カバー装画やさしえ・カットは、あの九里洋二です。子ども向けと見ることもできなくはないけれど、やはりちょっと違いますね。青い鳥文庫版の方がずっと子ども向けになっています。
「宇宙人のしゅくだい」は、25編の短編童話からなる童話集です。小松左京がこのような童話まで書いていたのが驚きですが、もとは新聞の日曜版に掲載されていたものらしいです。
1つ1つがSFテイストに溢れていて、これを子ども向けにしておくのはもったいないくらいです。まあ、中には〆切が迫って書いたのではないかというような苦し紛れのような話もありましたが、ひょっとするとそれも小松左京のテクニックだったのかもしれません。
特に、「算数のできない子孫たち」「宇宙人のしゅくだい」「地球からきた子」「つゆあけ」「にげていった子」「地球を観てきた人」「未来をのぞく機械」「小さな星の子」といった話は、本当に子ども向けだろうかと思うようなものばかりです。さすが小松左京、と言えます。多くは未来に向けて、もっと人間としての品性を高くしていかないといけないというメッセージが込められているように思えます。
ただし、「にげていった子」だけは、少しテイストの違う話でした。一種のタイムトラベルものと言えなくはないですが、太平洋戦争中の子どもと、現代の子ども(戦時中の子の甥、姪にあたる)たちが交錯する話で、戦争体験のある小松左京の想いが特に込められているようです。

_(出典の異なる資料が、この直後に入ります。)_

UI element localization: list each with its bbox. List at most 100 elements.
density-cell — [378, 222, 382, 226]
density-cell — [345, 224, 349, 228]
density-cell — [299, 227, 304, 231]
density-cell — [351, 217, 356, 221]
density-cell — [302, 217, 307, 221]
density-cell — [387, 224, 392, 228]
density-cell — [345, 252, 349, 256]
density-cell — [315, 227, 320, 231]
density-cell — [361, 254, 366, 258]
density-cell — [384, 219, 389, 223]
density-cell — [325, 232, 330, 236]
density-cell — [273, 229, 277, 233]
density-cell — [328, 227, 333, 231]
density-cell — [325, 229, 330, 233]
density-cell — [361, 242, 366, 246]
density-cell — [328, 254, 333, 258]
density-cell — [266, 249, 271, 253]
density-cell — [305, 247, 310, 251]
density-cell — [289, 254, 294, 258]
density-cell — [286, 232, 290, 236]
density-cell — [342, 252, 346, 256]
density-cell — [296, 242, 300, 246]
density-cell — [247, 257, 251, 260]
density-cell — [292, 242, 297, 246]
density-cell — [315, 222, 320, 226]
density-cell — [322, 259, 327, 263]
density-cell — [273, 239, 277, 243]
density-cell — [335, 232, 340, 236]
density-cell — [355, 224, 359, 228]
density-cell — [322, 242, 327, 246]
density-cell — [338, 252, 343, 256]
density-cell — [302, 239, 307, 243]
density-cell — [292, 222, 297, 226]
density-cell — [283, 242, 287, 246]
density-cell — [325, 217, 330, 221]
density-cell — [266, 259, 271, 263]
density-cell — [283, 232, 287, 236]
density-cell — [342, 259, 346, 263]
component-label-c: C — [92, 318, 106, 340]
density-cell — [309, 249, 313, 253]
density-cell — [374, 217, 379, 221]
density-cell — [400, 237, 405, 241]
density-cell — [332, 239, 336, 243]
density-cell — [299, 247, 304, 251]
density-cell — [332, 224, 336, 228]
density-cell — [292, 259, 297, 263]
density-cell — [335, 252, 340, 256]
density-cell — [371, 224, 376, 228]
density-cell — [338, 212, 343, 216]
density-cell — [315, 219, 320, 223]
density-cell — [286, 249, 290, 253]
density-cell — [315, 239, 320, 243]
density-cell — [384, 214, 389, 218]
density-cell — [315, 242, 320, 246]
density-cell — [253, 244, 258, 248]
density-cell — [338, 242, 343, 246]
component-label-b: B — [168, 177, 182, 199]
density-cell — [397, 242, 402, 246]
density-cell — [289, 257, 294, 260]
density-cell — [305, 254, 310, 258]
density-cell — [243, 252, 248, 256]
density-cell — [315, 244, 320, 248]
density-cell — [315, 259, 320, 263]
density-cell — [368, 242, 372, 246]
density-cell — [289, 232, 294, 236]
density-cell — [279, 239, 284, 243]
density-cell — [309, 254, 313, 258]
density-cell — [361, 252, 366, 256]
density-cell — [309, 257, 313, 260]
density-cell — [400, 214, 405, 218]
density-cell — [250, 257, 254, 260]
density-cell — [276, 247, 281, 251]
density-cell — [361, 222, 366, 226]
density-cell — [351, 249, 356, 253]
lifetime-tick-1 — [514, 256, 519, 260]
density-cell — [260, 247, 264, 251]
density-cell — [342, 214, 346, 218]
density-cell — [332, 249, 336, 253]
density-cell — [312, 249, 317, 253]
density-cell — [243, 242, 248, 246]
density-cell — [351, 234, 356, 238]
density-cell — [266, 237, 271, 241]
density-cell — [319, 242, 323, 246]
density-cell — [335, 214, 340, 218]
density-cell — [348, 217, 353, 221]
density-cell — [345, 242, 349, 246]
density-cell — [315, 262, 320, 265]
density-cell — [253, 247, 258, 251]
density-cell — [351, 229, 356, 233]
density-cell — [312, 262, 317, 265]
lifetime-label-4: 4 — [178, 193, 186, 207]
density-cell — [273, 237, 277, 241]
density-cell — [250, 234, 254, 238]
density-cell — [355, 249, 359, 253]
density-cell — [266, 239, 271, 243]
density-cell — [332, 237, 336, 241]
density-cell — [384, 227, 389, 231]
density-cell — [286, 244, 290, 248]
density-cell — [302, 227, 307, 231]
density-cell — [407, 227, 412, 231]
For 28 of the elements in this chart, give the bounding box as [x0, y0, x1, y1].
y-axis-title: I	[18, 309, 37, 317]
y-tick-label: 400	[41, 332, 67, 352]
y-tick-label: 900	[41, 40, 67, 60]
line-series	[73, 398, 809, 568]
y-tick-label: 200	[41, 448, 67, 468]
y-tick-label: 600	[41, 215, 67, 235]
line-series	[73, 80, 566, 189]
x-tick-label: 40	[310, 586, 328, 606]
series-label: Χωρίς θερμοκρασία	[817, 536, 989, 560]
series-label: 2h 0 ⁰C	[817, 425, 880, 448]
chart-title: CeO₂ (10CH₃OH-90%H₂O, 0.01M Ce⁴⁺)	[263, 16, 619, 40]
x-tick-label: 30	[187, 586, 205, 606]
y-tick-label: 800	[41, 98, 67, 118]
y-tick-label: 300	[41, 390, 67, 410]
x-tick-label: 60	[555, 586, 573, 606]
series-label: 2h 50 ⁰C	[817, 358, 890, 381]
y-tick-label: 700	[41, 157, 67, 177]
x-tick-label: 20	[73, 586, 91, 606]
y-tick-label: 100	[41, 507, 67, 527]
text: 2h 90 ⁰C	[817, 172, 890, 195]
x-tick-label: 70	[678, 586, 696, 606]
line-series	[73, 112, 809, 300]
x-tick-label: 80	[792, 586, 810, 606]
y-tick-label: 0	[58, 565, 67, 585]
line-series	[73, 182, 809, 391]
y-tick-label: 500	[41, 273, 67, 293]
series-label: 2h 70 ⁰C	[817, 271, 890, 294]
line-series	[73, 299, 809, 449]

「おちていた宇宙船」は、もともとはこれだけで1冊の本として刊行されていたようです。子ども向けならばこれでも立派に「長編」と言えるかもしれませんが、まあ「中編」童話でしょう。地球人の子どもたちが偶然見つけた宇宙船に乗って、宇宙人の子どもたち(?)と宇宙を飛び回ってしまい、大人の宇宙人に叱られてしまうという話ですが、そこに地球人がなぜ今は宇宙人と交流できないか説明されるくだりがあります。そこが単に面白可笑しい童話で終わらせていない、これまた小松左京の面目躍如といったところでしょうか。
非常にさまざまなジャンルの小説を書いていた小松左京ですが、童話といえども真摯に真正面から書いていたのだということが、今更ながらわかる1冊です。